Violences conjugales

16 Nov 2020

Violences conjugales

Le dispositif s’est progressivement étoffé pour apporter une aide concrète aux victimes de violences conjugales.

  • La loi n° 2010-769 du 9 juillet 2010 relative aux violences faites spécifiquement aux femmes, aux violences au sein des couples et aux incidences de ces dernières sur les enfants, vient de voir publié son décret d’application (décret du 29 septembre 2010). Ainsi, le décret a modifié le code de procédure civile pour y introduire la procédure aux fins de mesures de protection des victimes de violences (art. 1136-3 s. c. pr. civ.).

En cas de violences exercées au sein du couple, le juge peut délivrer en urgence une ordonnance de protection (art. 515-9 c. civ.). Il est alors saisi au préalable par requête remise ou adressée au greffe, qui doit contenir un exposé sommaire des motifs de la demande. Les  parties sont ensuite convoquées par le greffier à l’audience par lettre recommandée avec demande d’avis de réception ou par la voie administrative, en cas de danger grave et imminent pour la sécurité d’une personne concernée par une ordonnance de protection ou lorsqu’il n’existe pas d’autre moyen de notification.
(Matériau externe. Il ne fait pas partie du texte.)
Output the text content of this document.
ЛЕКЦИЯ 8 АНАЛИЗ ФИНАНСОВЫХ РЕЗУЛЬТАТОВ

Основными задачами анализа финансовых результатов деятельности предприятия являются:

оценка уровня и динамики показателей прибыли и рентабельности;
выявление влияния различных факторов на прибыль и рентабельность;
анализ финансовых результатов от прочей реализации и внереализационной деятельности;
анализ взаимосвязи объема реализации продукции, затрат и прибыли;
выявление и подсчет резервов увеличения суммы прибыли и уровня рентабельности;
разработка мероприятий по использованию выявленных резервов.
Le ministère public est avisé de la date d’audience par le greffier.

Lorsque le demandeur souhaite dissimuler son domicile (art. 515-11 c. civ.), l’acte introductif d’instance ne mentionne pas son adresse à la condition que celle-ci soit portée à la connaissance de son avocat.

S’agissant de l’ordonnance qui statue sur la demande de mesures de protection, elle fixe la durée des mesures (à défaut, elles prennent fin à l’issue d’un délai de 4 mois à compter de la notification de l’ordonnance).
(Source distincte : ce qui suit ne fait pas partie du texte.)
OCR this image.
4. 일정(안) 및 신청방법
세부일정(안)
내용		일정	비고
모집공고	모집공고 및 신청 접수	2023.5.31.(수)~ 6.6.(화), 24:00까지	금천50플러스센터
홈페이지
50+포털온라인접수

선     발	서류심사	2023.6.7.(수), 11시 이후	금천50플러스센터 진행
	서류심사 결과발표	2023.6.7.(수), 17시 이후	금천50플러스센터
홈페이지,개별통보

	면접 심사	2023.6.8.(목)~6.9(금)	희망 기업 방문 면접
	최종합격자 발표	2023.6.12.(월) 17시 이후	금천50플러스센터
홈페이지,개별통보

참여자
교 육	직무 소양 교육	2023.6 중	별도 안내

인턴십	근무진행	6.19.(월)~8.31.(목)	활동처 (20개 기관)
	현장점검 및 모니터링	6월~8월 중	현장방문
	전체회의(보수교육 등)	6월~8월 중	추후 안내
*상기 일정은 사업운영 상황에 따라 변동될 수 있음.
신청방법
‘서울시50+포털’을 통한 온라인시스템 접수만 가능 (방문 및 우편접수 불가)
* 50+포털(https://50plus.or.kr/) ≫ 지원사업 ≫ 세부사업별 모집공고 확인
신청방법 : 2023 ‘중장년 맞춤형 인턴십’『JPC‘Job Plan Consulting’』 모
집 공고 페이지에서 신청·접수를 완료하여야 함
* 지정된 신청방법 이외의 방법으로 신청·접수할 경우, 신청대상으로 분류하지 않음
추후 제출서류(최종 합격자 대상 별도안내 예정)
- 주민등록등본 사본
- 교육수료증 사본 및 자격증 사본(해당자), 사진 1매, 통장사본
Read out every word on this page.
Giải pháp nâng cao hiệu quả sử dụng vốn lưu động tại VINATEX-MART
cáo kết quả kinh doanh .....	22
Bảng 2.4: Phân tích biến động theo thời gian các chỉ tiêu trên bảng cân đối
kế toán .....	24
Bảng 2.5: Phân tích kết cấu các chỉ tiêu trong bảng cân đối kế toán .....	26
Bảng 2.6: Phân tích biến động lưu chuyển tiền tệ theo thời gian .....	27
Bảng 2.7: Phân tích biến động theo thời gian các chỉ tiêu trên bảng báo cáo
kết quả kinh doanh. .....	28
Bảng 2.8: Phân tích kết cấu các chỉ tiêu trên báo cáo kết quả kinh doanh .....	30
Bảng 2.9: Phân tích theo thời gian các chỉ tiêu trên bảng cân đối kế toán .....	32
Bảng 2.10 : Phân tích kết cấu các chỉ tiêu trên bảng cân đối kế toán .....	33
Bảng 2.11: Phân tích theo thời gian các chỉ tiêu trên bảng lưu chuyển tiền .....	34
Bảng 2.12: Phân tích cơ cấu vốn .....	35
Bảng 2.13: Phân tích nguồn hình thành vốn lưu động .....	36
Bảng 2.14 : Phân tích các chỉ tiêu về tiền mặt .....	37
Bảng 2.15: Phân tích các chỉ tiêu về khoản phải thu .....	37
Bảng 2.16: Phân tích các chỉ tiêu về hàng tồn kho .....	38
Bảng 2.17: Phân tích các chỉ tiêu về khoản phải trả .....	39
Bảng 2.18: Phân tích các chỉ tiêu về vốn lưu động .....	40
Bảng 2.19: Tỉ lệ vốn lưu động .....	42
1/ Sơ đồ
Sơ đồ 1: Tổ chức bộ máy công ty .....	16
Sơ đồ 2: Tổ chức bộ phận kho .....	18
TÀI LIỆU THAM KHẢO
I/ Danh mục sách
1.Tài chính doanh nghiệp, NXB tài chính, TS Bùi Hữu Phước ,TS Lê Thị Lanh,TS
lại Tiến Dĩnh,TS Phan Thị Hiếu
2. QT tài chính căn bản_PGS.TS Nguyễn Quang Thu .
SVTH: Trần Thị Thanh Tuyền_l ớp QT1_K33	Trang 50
L’ordonnance notifiée par voie de signification (ou par lettre recommandée avec demande d’avis de réception ou par la voie administrative), est susceptible d’appel dans un délai de quinze jours suivant sa notification.

  • La loi n° 2018-703 du 3 août 2018 renforçant la lutte contre les violences sexuelles et sexistes, dite loi Schiappa.
  • la loi n° 2019-1480 du 28 décembre 2019 visant à agir contre les violences au sein de la famille, doit loi Pradié
  • La loi n° 2020-936 du 30 juillet 2020 visant à protéger les victimes de violences conjugales a été publiée au Journal Officiel du 31 juillet 2020.
    • attribution prioritaire du logement à la victime des violences conjugales. Désormais cette mesure est possible pour les concubins et les partenaires de pacs.
    • la possibilité de demander la suspension du -droit de visite et d’hébergement lorsqu’un parent est placé sous contrôle judiciaire
    • interdiction de s’approcher de la victime (bracelet anti-rapprochement
    • la médiation est expressément exclue en cas de violences conjugales ou d’emprise manifeste
    • Le conjoint violent peut désormais être déclaré indigne de succéder.
    • La loi autorise la révélation du secret médical lorsque les violences mettent la vie de la victime en danger immédiat et que celle-ci se trouve sous l’emprise de leur auteur. Ainsi, le médecin ou à tout autre professionnel de santé porte à la connaissance du procureur de la République une information relative à des violences exercées au sein du couple relevant de l’article 132-80 du Code pénal lorsqu’il estime en conscience que ces violences mettent la vie de la victime majeure en danger immédiat et que celle-ci n’est pas en mesure de se protéger en raison de la contrainte morale résultant de l’emprise exercée par l’auteur des violences.
    • Le traçage numérique de son conjoint est dorénavant puni d’une peine de deux ans d’emprisonnement et de 60 000 euros d’amende (C. pén., art. 226-1). En outre, les atteintes à la vie privée sont sanctionnées plus sévèrement lorsque fait que les faits sont commis par le conjoint, le partenaire ou le concubin de la victime (C. pén., art. 226-4-1, art. 226-15, art. 222-16 et art. 227-23).